Quest’ultimo è stato costretto ad alzare bandiera bianca, mentre dal gruppo sono usciti il veronese Mattia Petrucci (Cage Capes) e il laziale della Olympia Valdarnese Andrea Tiberi, bravi a portarsi sul battistrada nella parte iniziale del secondo giro del circuito del Bleggio. Berzi, stremato, si è dovuto arrendere e ha lasciato spazio ai due compagni di avventura.

Nella discesa che conduceva a Ponte Arche, Petrucci ha provato l’allungo e si è presentato da solo con 30 secondi di vantaggio sul gruppo all’imbocco delle due tornate finali dell’impegnativo circuito “Delle Terme”, caratterizzate dallo strappo di circa un chilometro del Ponte dei Servi. In salita Tiberi ha trovato la forza per andare a riprendere Petrucci, ma una caduta in discesa ha costretto l’alfiere della Olympia Valdarnese ad abbandonare i personali sogni di gloria e ha di fatto spianato la strada verso il successo al compagno d’avventura.

Il vantaggio di Petrucci è salito fino a 50 secondi, per poi scendere a 35 secondi a 6 km dall’arrivo. Il fuggitivo ha stretto i denti e ha raggiunto il traguardo in solitaria, quasi incredulo all’arrivo, capace di regalare alla sua squadra un’altra maglia tricolore dopo quella recentemente conquistata nella cronosquadre. La lotta per la medaglia d’argento ha premiato il grimpeur cesenate Andrea Cantone, che si è reso protagonista di una splendida rimonta nel finale, staccato di 19 secondi all’arrivo, mentre la volata per il bronzo è stata vinta da Davide Martini, che ha regolato allo sprint il compagno di squadra Samuele Carpene e Federico Chiari (Progetto Ciclismo Rodendo), tutti a 27” dal vincitore insieme a Gino De Vecchi (Uc Conscio Pedale del Sile), Gioele Polano (Ceresetto), Martin Marcellusi (Gs Claudio Nereggi), Gabriele Porta (Uc Guspini) e Luca Paladin (Sprint Vidor). Il migliore dei trentini è stato il campione provinciale Martin Nessler (Forti e Veloci), diciassettesimo all’arrivo, anche lui a 27 secondi da Petrucci.

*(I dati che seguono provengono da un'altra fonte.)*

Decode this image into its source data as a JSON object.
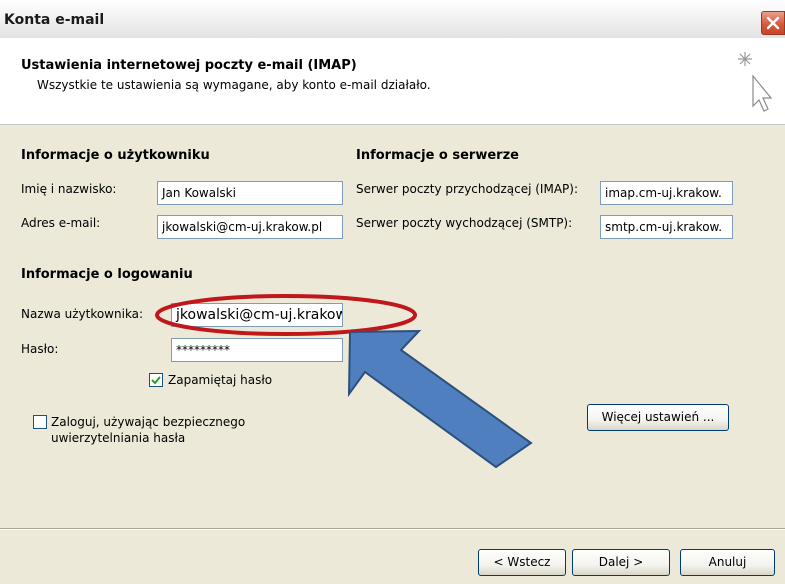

Poi le premiazioni finali, alla presenza del campionissimo Francesco Moser e della iridata junior 2009 Rossella Callovi, testimonial dell’evento.

Ordine d’arrivo: 1. Mattia Petrucci (Cage-Capes Vc Silvana) ha coperto i 70,300 km del percorso in 1h51’43” (media 37,756 km/h); 2. Andrea Cantoni (Pol. Fiumicinese) a 19”; 3. Davide Martini (Uc Val d’Illasi) a 27”; 4. Samuele Carpene (Uc Val d’illesi) st; 5. Federico Chiari (Progetto Ciclismo Rodengo) st; 6. Gino De Vecchi (Uc Conscio Pedale del Sile) st; 7. Gioele Polano (Ceresetto Pratic Danieli) st; 8. Martin Marcellusi (Gs Claudio Nereggi Anagni) st; 9. Gabriele Porta (Uc Guspini) st; 10. Luca Paladin (Sprint Vidor)

LE INTERVISTE

Mattia Petrucci (campione italiano Allievi)
«Questa giornata penso che la ricorderò a lungo: ancora non ci credo e penso che nel finale di gara sia stata la testa a farmi arrivare al traguardo, la voglia di indossare questa maglia e di ringraziare la mia società, che a differenza di altri ha dimostrato di credere in me. Sapevo che non potevo aspettare il finale per attaccare e così ci ho provato dalla distanza. Mi dispiace per Tiberi, che è caduto: se ci fosse stato anche lui non so come sarebbe andata e nessuno lo può sapere. Io so che sono riuscito ad arrivare da solo al traguardo e che voglio dedicare questa vittoria alla mia squadra, che è stata fantastica, e a mio papà: non gliene ho mai dedicata una, perché aspettavo questo giorno per farlo».

Andrea Cantoni (medaglia d’argento Allievi)
«Questa medaglia d’argento vale tanto, tantissimo. Mi rimane un po’ di rammarico perché il finale di corsa, con la salita del Ponte dei Servi, faceva al caso mio, ma Petrucci è stato fantastico e questa maglia tricolore se l’è meritata tutta. Io mi godo questa medaglia d’argento, conquistata in una corsa vera. Davvero bella».

Davide Martini (medaglia di bronzo Allievi)
«Salire sul podio ai campionati italiani non capita tutti i giorni e io sono contento della mia prova. Mi spiace per il mio compagno di squadra Samuele Carpene, che è arrivato quarto, alle mie spalle, ed è rimasto ai piedi del podio, ma penso che il doppio piazzamento sia comunque di valore e non possa che fare contenti entrambi. Complimenti a chi ci ha preceduto in classifica e soprattutto al vincitore: ha fatto una grande gara. Io ho dato tutto quello che avevo e alla fine sono riuscito a conquistare il bronzo in volata. Va bene, benissimo così».